The back of my neck prickles. I turn, catching movement through the glass. Knox stands in the living room, watching me, and our eyes meet before he looks away, pretending to be interested in something on the bookshelf.

Feels like deja vu.

He… can’t hear the conversation inside, right? I mean, I never tried.

“Great,” I mutter to the tomato plant. I don’t know why I never gave her a name. She feels like a she, but Tomtom would be the first name that comes to mind. “How do you feel, tomato?”

No answer. Rude.

I grab my binoculars from their hook by the door and get back out to the open side of the balcony, needing distraction. And what better distraction than the theater of the apocalypse?

The city spreads below me, silent and dead in the midday light. I scan the streets, checking for changes, for threats, for those stupid Wolf-zombies who made me cuddle up to him yesterday.

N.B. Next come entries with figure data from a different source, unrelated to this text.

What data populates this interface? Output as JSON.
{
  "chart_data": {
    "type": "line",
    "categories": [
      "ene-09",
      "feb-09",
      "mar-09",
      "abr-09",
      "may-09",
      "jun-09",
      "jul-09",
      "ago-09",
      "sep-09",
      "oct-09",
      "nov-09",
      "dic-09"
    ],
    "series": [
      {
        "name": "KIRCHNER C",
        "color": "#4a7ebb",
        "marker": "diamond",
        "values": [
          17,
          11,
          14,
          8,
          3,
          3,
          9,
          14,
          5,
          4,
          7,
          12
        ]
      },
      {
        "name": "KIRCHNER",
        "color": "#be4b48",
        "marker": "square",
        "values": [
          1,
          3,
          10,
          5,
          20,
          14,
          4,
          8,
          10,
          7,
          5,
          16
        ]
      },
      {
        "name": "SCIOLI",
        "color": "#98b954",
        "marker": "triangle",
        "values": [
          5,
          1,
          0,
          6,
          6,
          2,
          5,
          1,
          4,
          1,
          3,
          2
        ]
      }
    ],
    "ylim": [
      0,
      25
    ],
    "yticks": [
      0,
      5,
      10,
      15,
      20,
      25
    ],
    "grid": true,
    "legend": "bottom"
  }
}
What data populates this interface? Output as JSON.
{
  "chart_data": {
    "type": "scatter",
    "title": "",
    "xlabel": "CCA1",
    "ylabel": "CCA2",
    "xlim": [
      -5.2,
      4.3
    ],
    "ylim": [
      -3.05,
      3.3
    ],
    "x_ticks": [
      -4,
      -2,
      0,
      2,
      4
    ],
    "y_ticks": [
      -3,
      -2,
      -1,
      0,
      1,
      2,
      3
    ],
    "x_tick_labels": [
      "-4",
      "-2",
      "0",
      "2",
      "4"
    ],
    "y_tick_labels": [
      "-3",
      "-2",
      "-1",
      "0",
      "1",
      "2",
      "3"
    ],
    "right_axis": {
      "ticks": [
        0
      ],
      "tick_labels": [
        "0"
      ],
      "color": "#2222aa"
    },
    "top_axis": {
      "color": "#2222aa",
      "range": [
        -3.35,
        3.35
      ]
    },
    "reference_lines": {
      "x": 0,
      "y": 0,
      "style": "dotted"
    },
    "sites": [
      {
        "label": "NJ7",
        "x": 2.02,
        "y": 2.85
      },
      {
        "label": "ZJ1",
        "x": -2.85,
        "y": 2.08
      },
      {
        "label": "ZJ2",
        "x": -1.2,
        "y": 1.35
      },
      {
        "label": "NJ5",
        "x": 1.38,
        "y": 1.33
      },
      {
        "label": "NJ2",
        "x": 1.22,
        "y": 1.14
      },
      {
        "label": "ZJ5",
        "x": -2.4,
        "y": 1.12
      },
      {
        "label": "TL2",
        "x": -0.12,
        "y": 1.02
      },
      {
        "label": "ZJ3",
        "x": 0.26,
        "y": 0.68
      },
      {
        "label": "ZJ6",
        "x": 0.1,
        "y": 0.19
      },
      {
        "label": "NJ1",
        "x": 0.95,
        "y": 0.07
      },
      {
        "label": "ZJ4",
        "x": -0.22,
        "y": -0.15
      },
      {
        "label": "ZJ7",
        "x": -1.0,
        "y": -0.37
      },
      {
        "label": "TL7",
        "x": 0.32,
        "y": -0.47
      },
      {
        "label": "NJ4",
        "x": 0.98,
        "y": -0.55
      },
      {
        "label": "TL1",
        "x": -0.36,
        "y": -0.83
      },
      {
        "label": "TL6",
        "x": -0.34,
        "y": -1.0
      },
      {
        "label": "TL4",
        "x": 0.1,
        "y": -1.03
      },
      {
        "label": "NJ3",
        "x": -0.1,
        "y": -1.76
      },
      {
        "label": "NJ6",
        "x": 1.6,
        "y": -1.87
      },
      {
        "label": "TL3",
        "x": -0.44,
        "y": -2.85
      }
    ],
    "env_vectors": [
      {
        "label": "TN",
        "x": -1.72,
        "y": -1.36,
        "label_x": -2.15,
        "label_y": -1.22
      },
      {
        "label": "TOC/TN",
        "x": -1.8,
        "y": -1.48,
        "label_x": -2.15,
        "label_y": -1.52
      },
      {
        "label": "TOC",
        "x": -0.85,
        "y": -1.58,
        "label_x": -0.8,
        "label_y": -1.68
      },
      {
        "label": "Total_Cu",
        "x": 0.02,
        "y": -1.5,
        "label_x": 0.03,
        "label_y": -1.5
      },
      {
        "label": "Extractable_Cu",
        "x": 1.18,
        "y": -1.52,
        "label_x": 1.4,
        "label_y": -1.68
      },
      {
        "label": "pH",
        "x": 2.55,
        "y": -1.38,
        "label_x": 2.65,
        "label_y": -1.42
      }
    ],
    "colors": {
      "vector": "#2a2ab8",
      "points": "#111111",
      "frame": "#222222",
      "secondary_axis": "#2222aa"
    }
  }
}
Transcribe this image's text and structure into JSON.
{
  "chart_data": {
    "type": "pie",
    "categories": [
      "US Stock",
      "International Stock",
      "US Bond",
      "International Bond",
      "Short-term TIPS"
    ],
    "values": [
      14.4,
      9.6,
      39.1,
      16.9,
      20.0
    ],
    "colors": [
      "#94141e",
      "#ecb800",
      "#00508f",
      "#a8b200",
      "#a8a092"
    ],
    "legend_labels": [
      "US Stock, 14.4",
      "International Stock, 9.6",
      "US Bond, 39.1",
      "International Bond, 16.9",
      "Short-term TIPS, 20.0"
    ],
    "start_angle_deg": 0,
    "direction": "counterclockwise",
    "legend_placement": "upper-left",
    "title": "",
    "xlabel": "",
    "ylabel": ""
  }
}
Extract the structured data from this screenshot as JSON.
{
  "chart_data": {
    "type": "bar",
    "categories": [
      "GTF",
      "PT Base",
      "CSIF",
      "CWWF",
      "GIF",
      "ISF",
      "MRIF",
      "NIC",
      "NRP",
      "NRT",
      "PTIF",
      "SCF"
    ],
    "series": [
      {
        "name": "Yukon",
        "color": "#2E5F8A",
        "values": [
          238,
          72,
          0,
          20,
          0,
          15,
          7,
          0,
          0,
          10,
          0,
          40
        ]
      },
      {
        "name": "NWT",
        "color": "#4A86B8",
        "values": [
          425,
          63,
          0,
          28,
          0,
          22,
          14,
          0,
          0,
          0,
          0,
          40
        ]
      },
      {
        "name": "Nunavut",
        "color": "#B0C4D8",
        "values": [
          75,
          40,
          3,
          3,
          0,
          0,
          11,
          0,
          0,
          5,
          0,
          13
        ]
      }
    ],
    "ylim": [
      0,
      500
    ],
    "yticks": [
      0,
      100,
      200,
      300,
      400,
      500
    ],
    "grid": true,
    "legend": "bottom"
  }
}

If it weren’t for them, I’d?—

Movement. Two figures walk along Main Street, three blocks over. I adjust the focus, zeroing in.

A man and a woman, both armed. The man is compact and wiry with reddish-brown hair, checking corners and covering the woman as she advances. The woman in question has platinum blonde hair gathered in a tight braid, a rifle held at the ready.

They’re not random. They’re trained. Organized. Searching.

Are they… looking for Knox?

The thought slams into me with unexpected force.

I stalk them, checking buildings, moving in perfect sync, as if they’ve done this a thousand times.

I should tell him.

Right?

Even if it means he’ll go.

If these are his people… he needs to know. I won’t be the reason he’s separated from them, no matter how much I want him to stay.

I lower the binoculars, steeling myself.

Be normal. The best normal you can. Tell him and don’t make it weird.

I slide the balcony door open and step inside. Knox sits on the couch, leafing through one of the Batman comics, which he must have read a hundred times by now.